Maria avec et sans rien
de Joan Didion

critiqué par Montgomery, le 25 février 2010
(Auxerre - 52 ans)


La note:  étoiles
Toute volonté abolie
Il est des lectures difficiles parce qu’elles soulèvent un véritable dilemme chez celui qui s’y attèlle : faut-il continuer à lire alors que l’histoire , bien que racontant avec talent le délitement d’une femme de 30 ans, ancien mannequin, actuelle actrice en pleine errance, ne comporte pas l’ombre d’un espoir ?

Pour moi la réponse fut oui, plusieurs fois oui. Oui car on peut aisément voir dans cette Maria Wyeth, née à Silver Wells, un bled de 28 habitants, partie à 18 ans pour NY afin de s’inscrire à un cours d’art dramatique, la porte-parole de milliers de jeunes filles américaines bien décidées à se sortir de leur milieu médiocre. Ce faisant l’auteur, qui a dû en voir passer plus d’une dans sa carrière de journaliste et de scénariste hollywoodienne, remet brutalement à l’heure les pendules du rêve américain.

Ce roman est aussi un témoignage particulièrement réussi de la « descente aux enfers » que connaissent les personnes atteint de dépression. Maria s’enfonce dans cette maladie qui lui ferme l’horizon, la prive de toute chance d’ « un petit mieux » pour elle et sa fille Kate, malade elle aussi : «Maria ne croyait pas particulièrement aux récompenses, mais seulement aux châtiments, prompts et personnels ». Et ce n’est pas tout car cet état chez Maria se conjugue avec un spectaculaire affaiblissement de la volonté : elle se refuse obstinément à saisir les mains qui se tendent pour l’aider ; qu’elle reste dans un motel à Las Vegas à glandouiller ou qu’elle emprunte sur un coup de tête la Ferrari d’un amant éphémère , elle le fait toujours sans réfléchir, sans but, victime de sa négligence.

« Play it as it lays », c’est le titre en anglais, est un très bon roman, extrêmement réaliste, sur les gens qui se « dessaisissent » de leur vie et qui la remettent entre les mains des médecins et autres hypnotiseurs, bien souvent pour le pire.
Road movie 8 étoiles

C'est tout d'abord la découverte d'un auteur à l'écriture singulière qui en fait une des sources d'inspiration de Bret Easton Ellis. Son style narratif me rappelle étrangement l'univers de Françoise Sagan.

L'évocation des tourments du personnage principal, la difficulté de dire et d'être dans un univers enfermant, proche du néant, du rien, m'a particulièrement saisi:
" J'ai ce problème avec comment c'était ", dit-elle.

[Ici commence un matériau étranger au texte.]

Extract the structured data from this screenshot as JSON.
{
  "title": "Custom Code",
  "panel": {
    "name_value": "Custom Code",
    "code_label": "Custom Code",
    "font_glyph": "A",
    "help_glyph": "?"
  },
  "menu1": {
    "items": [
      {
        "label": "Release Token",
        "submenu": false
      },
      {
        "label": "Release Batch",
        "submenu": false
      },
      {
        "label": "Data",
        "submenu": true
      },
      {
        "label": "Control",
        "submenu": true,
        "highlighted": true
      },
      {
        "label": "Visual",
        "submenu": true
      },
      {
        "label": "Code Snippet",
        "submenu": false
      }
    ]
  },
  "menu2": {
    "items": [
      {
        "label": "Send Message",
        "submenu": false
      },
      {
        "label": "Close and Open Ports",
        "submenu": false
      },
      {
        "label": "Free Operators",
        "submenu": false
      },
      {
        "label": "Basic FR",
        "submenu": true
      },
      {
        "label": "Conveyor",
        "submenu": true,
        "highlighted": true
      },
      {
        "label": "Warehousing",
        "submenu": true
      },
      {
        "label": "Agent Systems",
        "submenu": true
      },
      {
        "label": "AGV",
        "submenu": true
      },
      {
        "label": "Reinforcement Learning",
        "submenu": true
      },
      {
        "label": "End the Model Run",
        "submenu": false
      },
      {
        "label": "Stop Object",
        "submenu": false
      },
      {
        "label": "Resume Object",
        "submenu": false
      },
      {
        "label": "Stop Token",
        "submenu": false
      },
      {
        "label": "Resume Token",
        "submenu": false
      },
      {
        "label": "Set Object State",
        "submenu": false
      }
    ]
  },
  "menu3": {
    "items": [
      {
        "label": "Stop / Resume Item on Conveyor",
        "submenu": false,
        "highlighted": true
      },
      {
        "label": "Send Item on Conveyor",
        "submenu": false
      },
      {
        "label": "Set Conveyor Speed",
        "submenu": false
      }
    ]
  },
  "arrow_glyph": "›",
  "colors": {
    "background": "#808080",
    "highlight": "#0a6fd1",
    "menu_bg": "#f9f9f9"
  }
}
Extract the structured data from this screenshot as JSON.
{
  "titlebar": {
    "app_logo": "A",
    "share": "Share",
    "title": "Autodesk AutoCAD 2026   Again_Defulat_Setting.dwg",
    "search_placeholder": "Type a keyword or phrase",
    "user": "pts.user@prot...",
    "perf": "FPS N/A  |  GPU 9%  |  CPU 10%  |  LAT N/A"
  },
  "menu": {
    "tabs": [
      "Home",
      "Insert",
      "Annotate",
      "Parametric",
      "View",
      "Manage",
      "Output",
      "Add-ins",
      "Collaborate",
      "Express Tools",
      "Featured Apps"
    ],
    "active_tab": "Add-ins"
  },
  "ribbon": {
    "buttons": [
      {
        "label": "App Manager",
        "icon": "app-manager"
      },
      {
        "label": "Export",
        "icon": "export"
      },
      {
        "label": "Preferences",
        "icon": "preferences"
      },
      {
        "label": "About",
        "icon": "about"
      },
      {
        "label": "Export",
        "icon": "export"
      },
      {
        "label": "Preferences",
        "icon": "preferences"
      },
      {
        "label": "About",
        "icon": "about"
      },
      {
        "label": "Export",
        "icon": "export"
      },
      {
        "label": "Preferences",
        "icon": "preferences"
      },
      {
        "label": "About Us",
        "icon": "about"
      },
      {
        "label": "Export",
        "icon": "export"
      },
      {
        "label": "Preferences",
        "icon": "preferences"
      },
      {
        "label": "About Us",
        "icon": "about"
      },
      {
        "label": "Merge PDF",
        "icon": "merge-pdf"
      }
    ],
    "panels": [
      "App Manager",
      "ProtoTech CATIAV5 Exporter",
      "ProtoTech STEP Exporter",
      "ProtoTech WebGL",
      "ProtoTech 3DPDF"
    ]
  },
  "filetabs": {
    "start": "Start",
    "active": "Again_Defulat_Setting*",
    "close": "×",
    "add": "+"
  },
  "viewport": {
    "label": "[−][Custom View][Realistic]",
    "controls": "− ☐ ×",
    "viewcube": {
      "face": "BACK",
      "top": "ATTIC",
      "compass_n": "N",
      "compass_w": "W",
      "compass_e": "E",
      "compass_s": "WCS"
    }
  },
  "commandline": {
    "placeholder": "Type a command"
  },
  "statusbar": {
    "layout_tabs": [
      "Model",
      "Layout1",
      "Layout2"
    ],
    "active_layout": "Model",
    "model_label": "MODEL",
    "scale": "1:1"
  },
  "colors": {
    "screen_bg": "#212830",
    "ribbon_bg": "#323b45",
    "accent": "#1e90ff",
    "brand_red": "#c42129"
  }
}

Ennui, lassitude , futilités , voilà ce que partagent les personnages, tous enfermés au bout du compte dans un décor de carton pâte, désertique, un no man's land.
Maria déambule, traverse le désert à bord de sa Corvette, un oeuf dur sur le siège passager. L'ecriture est fine, ciselée, pragmatique, percutante.

Ce road movie automobile flirte avec la mort, jusqu'au bout de l' épreuve initiatique. Oeuf, cordon ombilical, retour vers ses origines ou vers son mal-être ?
Partir, aller vers où, pourquoi ?

Ce rapport avec la vitesse et la machine est également très intéressant: certes, le thème a été abordé maintes fois par les romanciers d'avant-garde ; la vitesse revêt étrangement une certaine beauté mais elle est confinée à de petites performances individuelles, sans but:

" Elle conçut d'audacieux changements de files, des rétrogradations de vitesse stratégiques, l'autoroute de Hollywood à San Bernardino et tout droit après Brastow, après Baker, tout droit jusque dans le coeur dur, blanc et vide du monde. Elle dormit sans rêver."

Maria sillonnait le désert dans sa Corvette et n'attendait rien. Maria "avec et sans rien".